Navigating and challenging the grief of loss of identity and feeling settled in Australia has been something I have only begun to grab by the horns in my 20s
Plus, the solution isn’t quite as simple as returning to my childhood home. Hong Kong’s growing political unrest over the past few years remains a point of tension for anyone residing there. Coronavirus travel ban aside, I don’t feel so inclined to return anytime soon. It would be foolish to presume that the city I grew up in exists in the same capacity that I once knew. This is what makes the disenfranchised grief that so many expatriates or Third Culture Kids experience so convoluted. We can’t just ‘go back to where we came from’, which is something anyone who’s had to leave their home country because of the devastating effects of war or political unrest can tell you.
Grief that comes from moving countries comes tends to be understood as something one should simply “get over” with time. It isn’t treated as the same gravity as the loss of a friend, relative or loved one. But expatriate grief is not static, it is all encompassing and will sneak up on you when you least expect it. I type this as I feel the distinctly nauseating pang of homesickness at watching Lunar New Year celebrations unfold across Australia and around the world. This feeds the beast of struggling with identity and a sense of belonging. You are trapped between two worlds and constantly grapple with where you are most likely to fit in.
Grief that comes from moving countries comes tends to be understood as something one should simply “get over” with time.
I recently had a discussion about the Australian migration struggle with a friend from Iraq who came to Australia as a refugee in 2006 as a result of the war, who gently reminded me that the nostalgia is also felt from reminiscing on times that you remember which can be futile; you can’t get time back. Yet it is also true that a large demographic of global nomads are quietly struggling. In stating all of this, I am grateful for my adult years in Australia. I have been afforded a world class education, healthcare system, career opportunities, and a group of immeasurably wonderful friends who offer sympathetic ears for listening to this plight.
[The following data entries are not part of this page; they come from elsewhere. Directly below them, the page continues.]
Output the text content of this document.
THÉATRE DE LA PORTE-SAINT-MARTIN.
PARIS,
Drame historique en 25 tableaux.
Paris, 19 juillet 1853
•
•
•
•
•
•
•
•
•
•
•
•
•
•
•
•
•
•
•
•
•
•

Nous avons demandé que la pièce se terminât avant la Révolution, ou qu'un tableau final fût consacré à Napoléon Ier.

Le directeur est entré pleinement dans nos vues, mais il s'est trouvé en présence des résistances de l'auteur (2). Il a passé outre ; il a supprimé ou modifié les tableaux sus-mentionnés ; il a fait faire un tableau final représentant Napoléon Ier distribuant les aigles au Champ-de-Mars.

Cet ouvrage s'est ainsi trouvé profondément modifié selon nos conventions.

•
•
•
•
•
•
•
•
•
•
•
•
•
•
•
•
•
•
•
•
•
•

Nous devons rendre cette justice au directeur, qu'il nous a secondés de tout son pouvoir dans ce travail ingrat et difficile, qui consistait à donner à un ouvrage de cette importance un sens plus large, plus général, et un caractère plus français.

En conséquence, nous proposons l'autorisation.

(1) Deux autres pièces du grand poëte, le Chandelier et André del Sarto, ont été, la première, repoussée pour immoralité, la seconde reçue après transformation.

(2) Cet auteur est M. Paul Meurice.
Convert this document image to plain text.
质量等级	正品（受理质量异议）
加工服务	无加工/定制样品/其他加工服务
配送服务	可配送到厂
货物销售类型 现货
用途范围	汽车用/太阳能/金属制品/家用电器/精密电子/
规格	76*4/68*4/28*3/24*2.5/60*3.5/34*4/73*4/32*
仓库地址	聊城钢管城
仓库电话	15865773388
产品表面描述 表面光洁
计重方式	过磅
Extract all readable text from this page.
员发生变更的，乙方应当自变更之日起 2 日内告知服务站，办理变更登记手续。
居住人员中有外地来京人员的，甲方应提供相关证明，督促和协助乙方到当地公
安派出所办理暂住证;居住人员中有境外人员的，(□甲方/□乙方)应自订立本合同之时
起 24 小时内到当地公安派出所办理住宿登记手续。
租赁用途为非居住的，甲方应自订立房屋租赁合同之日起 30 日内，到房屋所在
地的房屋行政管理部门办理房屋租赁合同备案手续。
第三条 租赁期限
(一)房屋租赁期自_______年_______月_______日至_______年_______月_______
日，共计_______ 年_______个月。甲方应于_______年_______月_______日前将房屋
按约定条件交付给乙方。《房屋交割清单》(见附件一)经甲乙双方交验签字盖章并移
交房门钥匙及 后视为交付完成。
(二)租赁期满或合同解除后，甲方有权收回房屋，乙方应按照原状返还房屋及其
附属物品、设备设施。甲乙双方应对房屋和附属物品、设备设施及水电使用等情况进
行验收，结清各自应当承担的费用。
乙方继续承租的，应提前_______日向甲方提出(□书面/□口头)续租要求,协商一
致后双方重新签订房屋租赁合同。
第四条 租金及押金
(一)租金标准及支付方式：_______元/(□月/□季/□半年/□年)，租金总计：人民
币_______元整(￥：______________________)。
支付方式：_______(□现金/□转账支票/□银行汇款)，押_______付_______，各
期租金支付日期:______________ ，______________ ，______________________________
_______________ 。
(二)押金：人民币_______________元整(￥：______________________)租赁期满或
Even though I haven’t lived overseas in years now, I can still feel the warmth of humidity washing over me stepping off the plane at Hong Kong airport, I can still smell bo lo baos fresh out of the oven from that bakery on Caroline Hill Road in Causeway Bay, I can still hear the hustle and bustle of taxicabs and traffic and when I close my eyes I can still see the view from Victoria Peak of skyscrapers towering over the harbour. These are all parts of my being. And while I hold an Australian passport and currently reside here, Hong Kong will always be home for me.